Here's a very interesting story. It details the life of hedge-funder John Paulson who made between $3 billion and $4 billion in 2007. There are several details that make this story interesting. The first, of course, is the size of the earnings:
To put that in perspective, Mr. Paulson’s salary equals the incomes of 62,500 Americans earning the national median income of $48,000 a year. It also puts him instantly among the top 150 richest Americans, as measured by Forbes. Mr. Paulson made more in one year than The Donald has made in a lifetime.
Next, he's got a lower-than-you'd-expect tax rate on his earnings:
Because his income is based in part on carried interest, or a cut of the trading gains made by his fund, he likely will pay the lower capital-gains rate (15%) rather than the usual 35% rate for everyday salary workers.
Finally, he didn't really "earn" it -- he "lucked" into it:
Mr. Paulson made his pile by betting against the housing market at just the right time. Lots of people bet their money on a housing crash, but they were too early — his bets happened to coincide with a crash in the debt markets. Like most rich people have told me over the years, timing is everything. Or at least it’s a big part of success.
Unfortunately, you and I can't count on earning $3 billion, paying lower taxes, and luck landing us a windfall. So we have to earn our money the old-fashioned way. Fortunately, I've got some suggestions on how we can do this. See 11 Great Ways to Earn More Money for specifics. Following these tips has really helped me grow my income.
How do I get that job? Sheesh
Posted by: Keith @ Coddleshell | February 01, 2008 at 11:44 AM
This is why a low Capital Gains tax is ridiculous. I make $1000 in the market I pay 15% (unless you earn less than $32k a year, then it is 5%) He makes $3,000,000,000 and he pays 15%.
Either way, you will never ever work your way to being rich. Your capital can always work harder.
Posted by: Chris | February 01, 2008 at 12:38 PM
I agree.
I just need enough capital to work with :)
Posted by: Credit Card Reviews | February 01, 2008 at 01:15 PM
Chris - If you raise the capital gains tax you lower the incentive to invest. Thus, if you think we have a bad economy now, think again.

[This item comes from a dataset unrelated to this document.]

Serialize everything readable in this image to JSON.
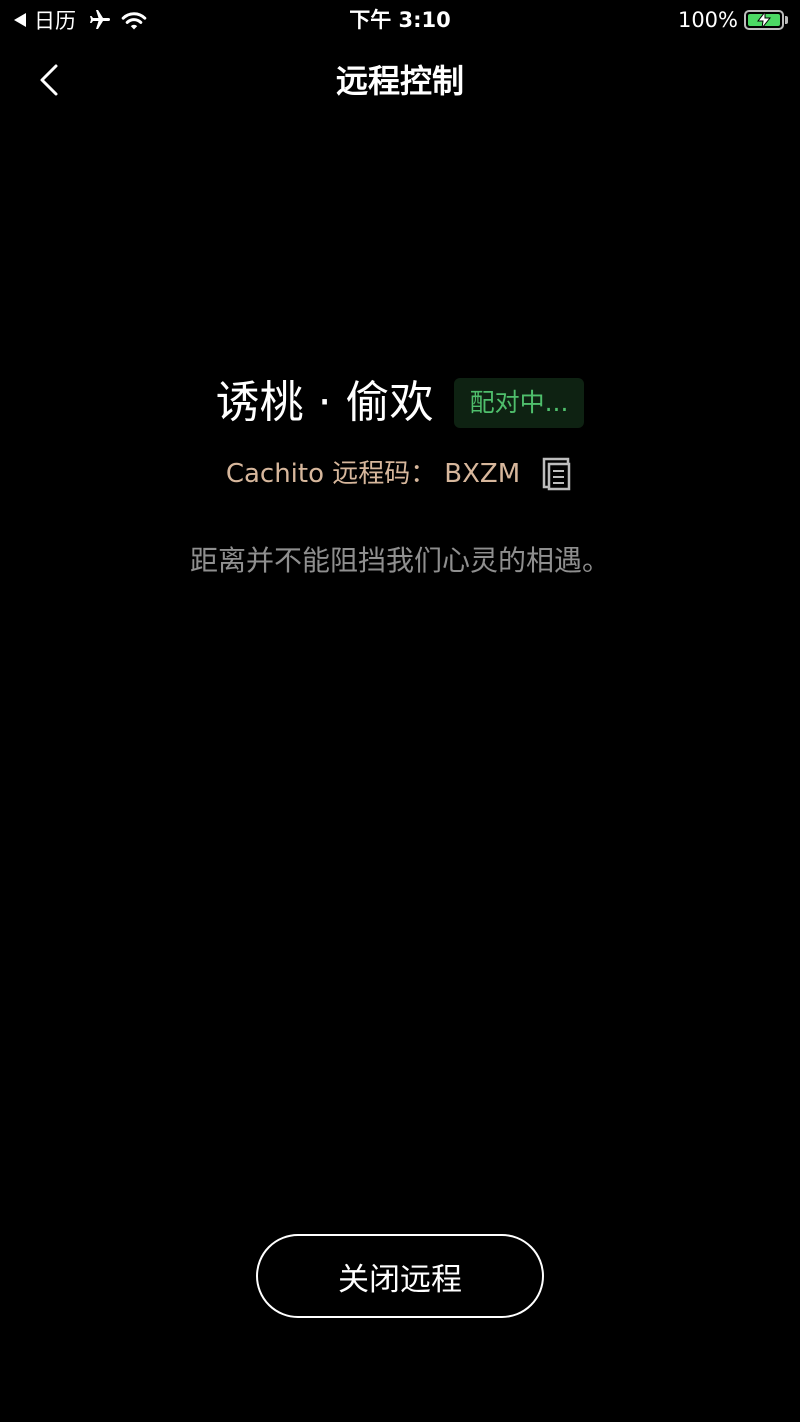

Posted by: beastlike | February 01, 2008 at 02:12 PM
What the WSJ article also notes at the end is that for every 1 John Paulson in the world, there are probably hundreds of thousands who aren't as lucky. Does Paulson "deserve" $3 billion dollars? Maybe not. But what about the guy who wins the powerball lottery?
The great thing about this country is that anyone can go out and invest in markets. Now it's of course obvious that large institutions and hedge funds clearly have many advantages over little guys. But if you work hard, get an education, and take some risks, then nothing is stopping you from rolling the dice and trying to capitalize on the markets like Paulson did.
Posted by: Dave | February 01, 2008 at 02:52 PM
Nothing is stopping you from going to Las Vegas either. :)
Posted by: MonkeyMonk | February 01, 2008 at 03:56 PM
I think its completely unfair to say he didn't earn that money. He's like a commissioned salesperson. People pay him to allocate their capital and when his decisions cause that capital to appreciate, he gets a slice. That's the way the game is and he just played it extremely well. And its not like he is responsible for our country's tax structure.
Posted by: Steve | February 01, 2008 at 04:27 PM
Steve, he didn't just happen to get his compensation in a lightly-taxed form. The hedge funds spent a lot of time figuring out this scheme and, believe me, any attempt to close this loophole has been and will be bitterly fought by them (and their wealth). Every single middle-class person who gets hit by the AMT this year should wise up: while the feds are effectively jacking up *your* taxes, they are allowing these incredibly highly-compensated individuals to keep a bigger slice of their own earnings than their secretaries get to keep of their salaries which are orders of magnitude less.
And anyone who thinks that, knowing he would "only" make $195 million, he would have worked less hard, is being a little silly.
Posted by: Sarah | February 01, 2008 at 08:46 PM
I don't like how you used "luck" in this post. His job is to invest in the right things at the right time. He saw the market coming to a cliff and he took advantage of it. He didn't hit the powerball, he made an educated guess and it paid out, handsomely.
Posted by: thomas | February 04, 2008 at 01:07 AM
'Beastlike' - Where there's potential to make money, investors will invest. Raising capital gains tax won't force them to throw in the towel and take a 9-5 job. They won't put their money in a bank to earn a measly 1%. It will simply mean they make less money from their investments while those of us who suffer from the 'bad economy' won't find it quite so difficult.